Dans le spectacle « La Médaille ou À chacun son monstre », un enfant semble en difficulté dans une rivière, persuadé de la présence d’un monstre. Il est secouru par un autre enfant de passage. Une chamaillade musclée éclate, conduisant les enfants à se croire morts. Paradoxalement le fait de s’autodéclarer morts les ramène à la vie.

« Tapajòs » Gabriela Carneiro da Cunha (Brésil) Théâtre de Vidy, du 14 au 24 mai 2025
A l’origine de ce spectacle, un drame: la contamination au mercure de la rivière Tapajòs. Utilisé par les orpailleurs pour amalgamer et révéler l’or, le mercure est rejeté dans le fleuve et mute en méthylmercure, sa forme la plus toxique, provoquant de multiples dégâts sur tous les organismes vivants dont les peuples riverains comme les Munduruku. Le spectacle s’attache aux plus vulnérables, les mères et les enfants. L’autrice utilise l’analogie du liquide révélateur photographique argentique, toxique, pour personnaliser les victimes et combattantes de cette catastrophe.
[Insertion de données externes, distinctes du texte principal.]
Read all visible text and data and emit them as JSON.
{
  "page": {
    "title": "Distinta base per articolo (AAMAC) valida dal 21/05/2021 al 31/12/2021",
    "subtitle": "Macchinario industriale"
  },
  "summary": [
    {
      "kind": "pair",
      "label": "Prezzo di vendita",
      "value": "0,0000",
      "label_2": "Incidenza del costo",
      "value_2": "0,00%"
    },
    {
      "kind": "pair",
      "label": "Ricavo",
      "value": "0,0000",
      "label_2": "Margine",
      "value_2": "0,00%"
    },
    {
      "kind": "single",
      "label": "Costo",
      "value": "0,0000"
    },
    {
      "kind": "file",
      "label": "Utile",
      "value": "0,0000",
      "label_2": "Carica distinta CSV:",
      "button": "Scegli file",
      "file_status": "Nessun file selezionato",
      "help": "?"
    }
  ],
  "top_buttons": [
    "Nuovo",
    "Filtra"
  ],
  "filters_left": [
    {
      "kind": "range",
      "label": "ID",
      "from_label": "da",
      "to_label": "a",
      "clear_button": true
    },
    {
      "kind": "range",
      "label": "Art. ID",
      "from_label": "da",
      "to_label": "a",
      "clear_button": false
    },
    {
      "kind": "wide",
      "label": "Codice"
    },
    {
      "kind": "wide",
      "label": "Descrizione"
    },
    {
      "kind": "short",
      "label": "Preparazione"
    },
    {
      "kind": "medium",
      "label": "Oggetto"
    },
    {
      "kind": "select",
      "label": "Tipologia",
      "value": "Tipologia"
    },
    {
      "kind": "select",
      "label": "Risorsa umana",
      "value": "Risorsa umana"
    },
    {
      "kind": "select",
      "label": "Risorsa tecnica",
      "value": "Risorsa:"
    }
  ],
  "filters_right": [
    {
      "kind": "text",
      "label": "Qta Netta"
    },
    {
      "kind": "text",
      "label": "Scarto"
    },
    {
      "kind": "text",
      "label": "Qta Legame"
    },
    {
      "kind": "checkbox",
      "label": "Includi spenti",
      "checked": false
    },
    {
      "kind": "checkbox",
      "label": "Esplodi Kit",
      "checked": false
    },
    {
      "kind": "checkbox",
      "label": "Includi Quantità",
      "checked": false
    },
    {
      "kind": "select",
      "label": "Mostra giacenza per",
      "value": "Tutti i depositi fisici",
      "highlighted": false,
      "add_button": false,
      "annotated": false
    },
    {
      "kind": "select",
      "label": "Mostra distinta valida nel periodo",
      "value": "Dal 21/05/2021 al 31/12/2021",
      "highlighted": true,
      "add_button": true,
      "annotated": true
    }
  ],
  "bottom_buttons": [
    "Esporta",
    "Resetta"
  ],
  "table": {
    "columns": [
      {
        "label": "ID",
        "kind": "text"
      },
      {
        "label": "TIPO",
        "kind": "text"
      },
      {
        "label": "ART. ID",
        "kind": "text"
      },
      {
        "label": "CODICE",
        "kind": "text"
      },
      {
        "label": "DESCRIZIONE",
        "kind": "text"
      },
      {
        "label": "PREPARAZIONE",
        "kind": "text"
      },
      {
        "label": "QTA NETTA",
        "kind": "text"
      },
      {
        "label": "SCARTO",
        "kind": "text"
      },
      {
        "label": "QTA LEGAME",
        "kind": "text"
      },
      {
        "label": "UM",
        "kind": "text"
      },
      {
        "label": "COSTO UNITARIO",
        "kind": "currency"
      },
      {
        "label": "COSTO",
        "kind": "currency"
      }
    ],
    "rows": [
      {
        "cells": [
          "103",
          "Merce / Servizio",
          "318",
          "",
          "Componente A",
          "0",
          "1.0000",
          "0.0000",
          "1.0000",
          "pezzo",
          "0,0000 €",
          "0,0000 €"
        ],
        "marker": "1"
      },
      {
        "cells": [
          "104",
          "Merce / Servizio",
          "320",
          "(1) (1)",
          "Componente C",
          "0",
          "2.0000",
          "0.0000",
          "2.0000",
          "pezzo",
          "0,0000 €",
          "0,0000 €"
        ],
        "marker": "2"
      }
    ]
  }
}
Tout un rituel est mis en place poar deux intervenantes, une sorte de liturgie en labo photo, célébrant les mères sacrées, assimilées à la vie de la rivière.
Le spectacle naît d’une alliance entre mères – mères de la région de la rivière Tapajós, mères Munduruku, mères de famille, mère poisson, mère forêt et mère de la rivière – et du rapprochement entre les mercures utilisés pour révéler l’or dans l’eau et une photographie argentique.

« Le Choeur des Femmes » Avec Violaine Brébion (adaptation), Xavier Clion, Clotilde Daniault
Théâtre Le Reflet, Vevey, le 22 novembre 2025
D’après le livre de Martin Winckler, les trois comédien.nes ont concentré le récit et mis en scène les personnages principaux: Jean, la jeune interne en stage, et la secrétaire (qui se partagent aussi certains rôles de patientes), ainsi que le médecin chef du service de gynécologie. La mise en scène et la scénographie (travail partagé par les protagonistes) sont succinctes. Dialogues et monologues constituent le fil narratif. Un spectacle à voir par celleux qui n’auraient pas lu le livre.
Ce récit poignant et d’utilité publique est issu de témoignages recueillis au sein d’un service de médecine dédié aux femmes.